I shake my head. Where do I even start?

“How often do you just listen to music and nothing else?”

“I don’t know. A lot.”

“I mean no leafing through a magazine, no surfing the Interwebz, doing nothing but listening.”

“I don’t know—does it matter?”

“Not to you, but when you say all the time you really mean you read magazines, Web surf, do homework, with music on in the background.”

“Of course. That’s what everyone does—”

“Not everyone. To me, reading is listening. I can’t listen to an audio textbook and music at the same time. And it takes me twice as long to listen to anything as it takes you to read it. Hell, you can tell right away if you’re on the webpage you want while it takes me five minutes just to figure out that I’m not and hit the links to the right page. So I can either spend most of my time reading and working to keep up with school, or I can listen to music a lot and do nothing else and guarantee that when I graduate—if I graduate—I’ll be fucked with zero education and then what will I do to take care of myself?”

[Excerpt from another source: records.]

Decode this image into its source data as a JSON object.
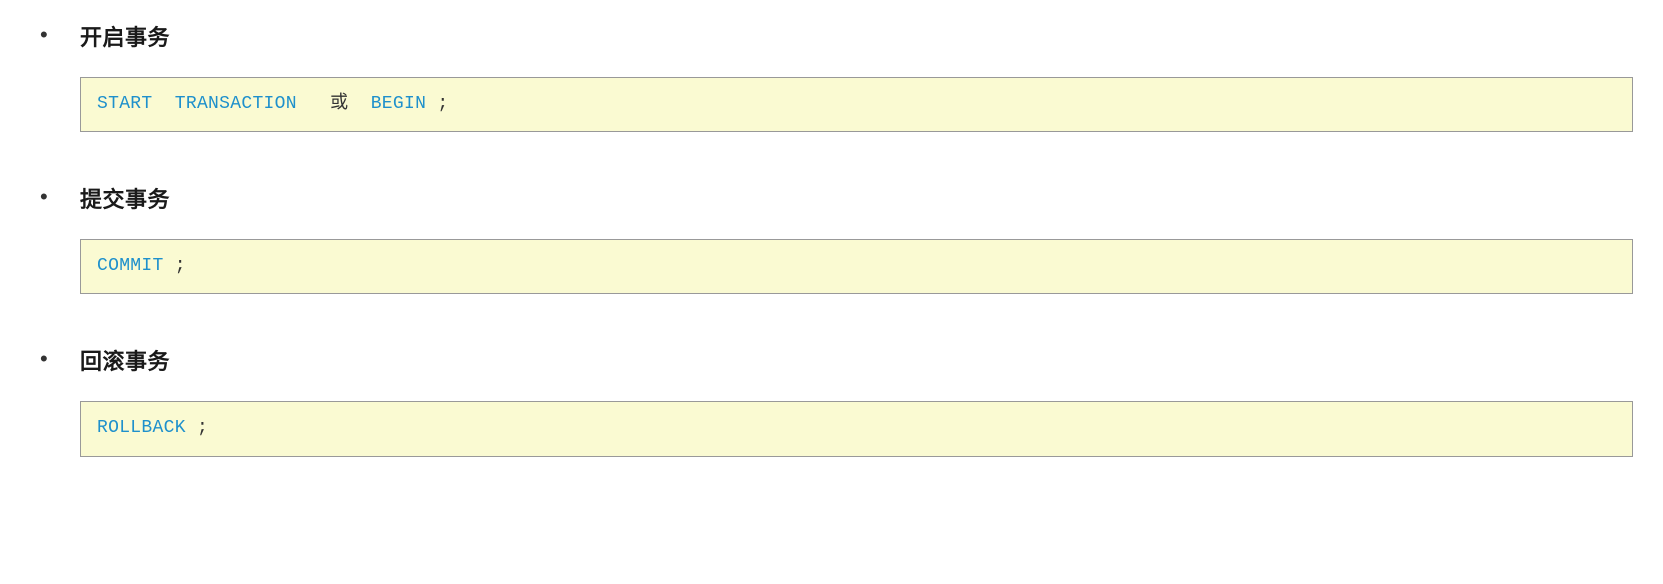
{
  "sections": [
    {
      "heading": "开启事务",
      "code_tokens": [
        {
          "type": "kw",
          "text": "START"
        },
        {
          "type": "space",
          "text": "  "
        },
        {
          "type": "kw",
          "text": "TRANSACTION"
        },
        {
          "type": "space",
          "text": "   "
        },
        {
          "type": "plain",
          "text": "或"
        },
        {
          "type": "space",
          "text": "  "
        },
        {
          "type": "kw",
          "text": "BEGIN"
        },
        {
          "type": "space",
          "text": " "
        },
        {
          "type": "plain",
          "text": ";"
        }
      ]
    },
    {
      "heading": "提交事务",
      "code_tokens": [
        {
          "type": "kw",
          "text": "COMMIT"
        },
        {
          "type": "space",
          "text": " "
        },
        {
          "type": "plain",
          "text": ";"
        }
      ]
    },
    {
      "heading": "回滚事务",
      "code_tokens": [
        {
          "type": "kw",
          "text": "ROLLBACK"
        },
        {
          "type": "space",
          "text": " "
        },
        {
          "type": "plain",
          "text": ";"
        }
      ]
    }
  ]
}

After a moment, keys jangle. “Okaaay.”

“It’s fine—you didn’t know. I don’t get mad at people for not knowing. I get mad at people for thinking they do know.”

“Well … what’d you think of the song?”

“I don’t know. It’s all about cutting loose and having fun, and the tune’s catchy, but it also sounds like what’s probably going through a stripper’s head when she sees all these guys turned on by her but knows deep down all they care about is her tits and ass and nobody will ever really love her. So I guess I like how it sounds but not what it says. Do you like it?”

Silence.

“I used to. I think you just ruined it.” She leaves and slams the door.

“Don’t shoot the messenger.”

*

“Faith and I are going to Ridgeway on Saturday to do some shopping,” I tell Sarah. “Want to come?”

“Hang on, Parker, the phone garbled you there. Either that or you just said something totally random. If I ask you to say it again, I’ll bet you say something completely different this time.”

“Faith and I are going to Ridgeway on Saturday to do some shopping. Want to come?”

“Ha. You want me to go shopping. With you and Faith.”

“And Molly, but I haven’t asked her yet.”